新規性(B) テクノロジー(A) 収益性(A) 社会貢献度(A)

領域:AI

投資家:PNB-INSPiRE Ethical Fund 1投資事業有限責任組合(既存投資家),NVIDIA Corporation(既存投資家),産業革新機構(既存投資家),SBI AI&Blockchain 投資事業有限責任組合,ダイキン工業,TBSイノベーション・パートナーズ2号投資事業組合,トプコン,日本郵政キャピタル,武蔵精密工業株式会社

サービス:AI運用システムサービスの提供

解決する課題:AIの実運用化への人手や時間、コスト、データ、社内プロセスなどのを最適化する。

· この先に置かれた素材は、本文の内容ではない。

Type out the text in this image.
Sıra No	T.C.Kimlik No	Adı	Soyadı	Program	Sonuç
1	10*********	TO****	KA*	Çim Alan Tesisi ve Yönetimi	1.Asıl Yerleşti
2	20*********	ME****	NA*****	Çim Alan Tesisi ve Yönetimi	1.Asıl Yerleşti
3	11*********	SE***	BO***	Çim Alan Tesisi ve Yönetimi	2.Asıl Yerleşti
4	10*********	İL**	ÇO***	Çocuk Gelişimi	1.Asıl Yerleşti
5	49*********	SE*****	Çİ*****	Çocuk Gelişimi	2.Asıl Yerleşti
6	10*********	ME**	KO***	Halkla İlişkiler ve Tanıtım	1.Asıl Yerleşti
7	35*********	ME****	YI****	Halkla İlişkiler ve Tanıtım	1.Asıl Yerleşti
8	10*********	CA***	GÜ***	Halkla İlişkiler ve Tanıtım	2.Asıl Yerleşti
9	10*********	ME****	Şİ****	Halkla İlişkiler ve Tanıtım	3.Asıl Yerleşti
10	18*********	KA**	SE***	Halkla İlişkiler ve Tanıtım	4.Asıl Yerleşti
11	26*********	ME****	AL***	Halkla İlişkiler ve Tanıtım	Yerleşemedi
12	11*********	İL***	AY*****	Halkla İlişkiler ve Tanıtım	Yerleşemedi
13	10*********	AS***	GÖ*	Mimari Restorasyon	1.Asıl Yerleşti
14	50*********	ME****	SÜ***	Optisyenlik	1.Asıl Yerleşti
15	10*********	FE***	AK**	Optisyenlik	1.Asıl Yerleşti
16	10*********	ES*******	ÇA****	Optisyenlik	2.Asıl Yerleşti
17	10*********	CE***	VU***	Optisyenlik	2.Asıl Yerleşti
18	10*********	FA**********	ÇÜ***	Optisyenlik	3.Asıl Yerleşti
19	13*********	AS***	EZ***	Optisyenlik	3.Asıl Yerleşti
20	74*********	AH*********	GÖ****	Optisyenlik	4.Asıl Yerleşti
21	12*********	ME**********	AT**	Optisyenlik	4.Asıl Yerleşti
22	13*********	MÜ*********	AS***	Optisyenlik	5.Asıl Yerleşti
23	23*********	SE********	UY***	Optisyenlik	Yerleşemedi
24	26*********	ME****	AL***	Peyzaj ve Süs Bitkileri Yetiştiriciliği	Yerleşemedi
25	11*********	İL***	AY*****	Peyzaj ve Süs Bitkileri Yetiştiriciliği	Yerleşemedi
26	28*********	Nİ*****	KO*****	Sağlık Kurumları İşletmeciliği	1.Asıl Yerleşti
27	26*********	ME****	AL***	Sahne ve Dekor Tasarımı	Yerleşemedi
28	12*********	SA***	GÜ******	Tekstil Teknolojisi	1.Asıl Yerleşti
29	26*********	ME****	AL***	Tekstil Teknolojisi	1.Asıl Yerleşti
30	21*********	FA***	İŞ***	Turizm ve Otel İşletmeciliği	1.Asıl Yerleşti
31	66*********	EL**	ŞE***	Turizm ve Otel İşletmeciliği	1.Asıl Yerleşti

参考:https://jp.techcrunch.com/2018/06/29/abeja-fundraising/

 

概要:ABEJA PlatformではAIのビジネス活用で必要となる「取得」「蓄積」「学習」「デプロイ」「推論・再学習」という5つのプロセスにおいて、インフラや周辺システム等を利用できる環境を整備する。AIの実装および運用において大幅な省力化・自動化を見込める。その中の1つのサービスの特化型SaaS「ABEJA Insight」は、入店から購買までの行動データを可視化して、ダッシュボード管理で簡単に分析に繋げられる。現在は小売・流通業界、製造業界、インフラ業界を対象とした3サービスを手がけている。

評価 :企業がAIを実装するためには、「取得」「蓄積」「学習」「デプロイ」「推論/再学習」の5つのプロセスまでの一連を一つ一つこなしていくことが必要があるが、同社はそのプロセスを一気通貫で提供できる。特にその他競合と異なる点は「推論/再学習」ができる点だという。現状のAIのボトルネックは、デプロイより先のプロセスである「再学習」にもっとも集中していて、その再構築にコストがかかっているという。その理由は教師データの作成作業の「アノテーション」にあり、そこにこだわり、高い精度でスピーディに実行できるAIパイプライン技術は随一という。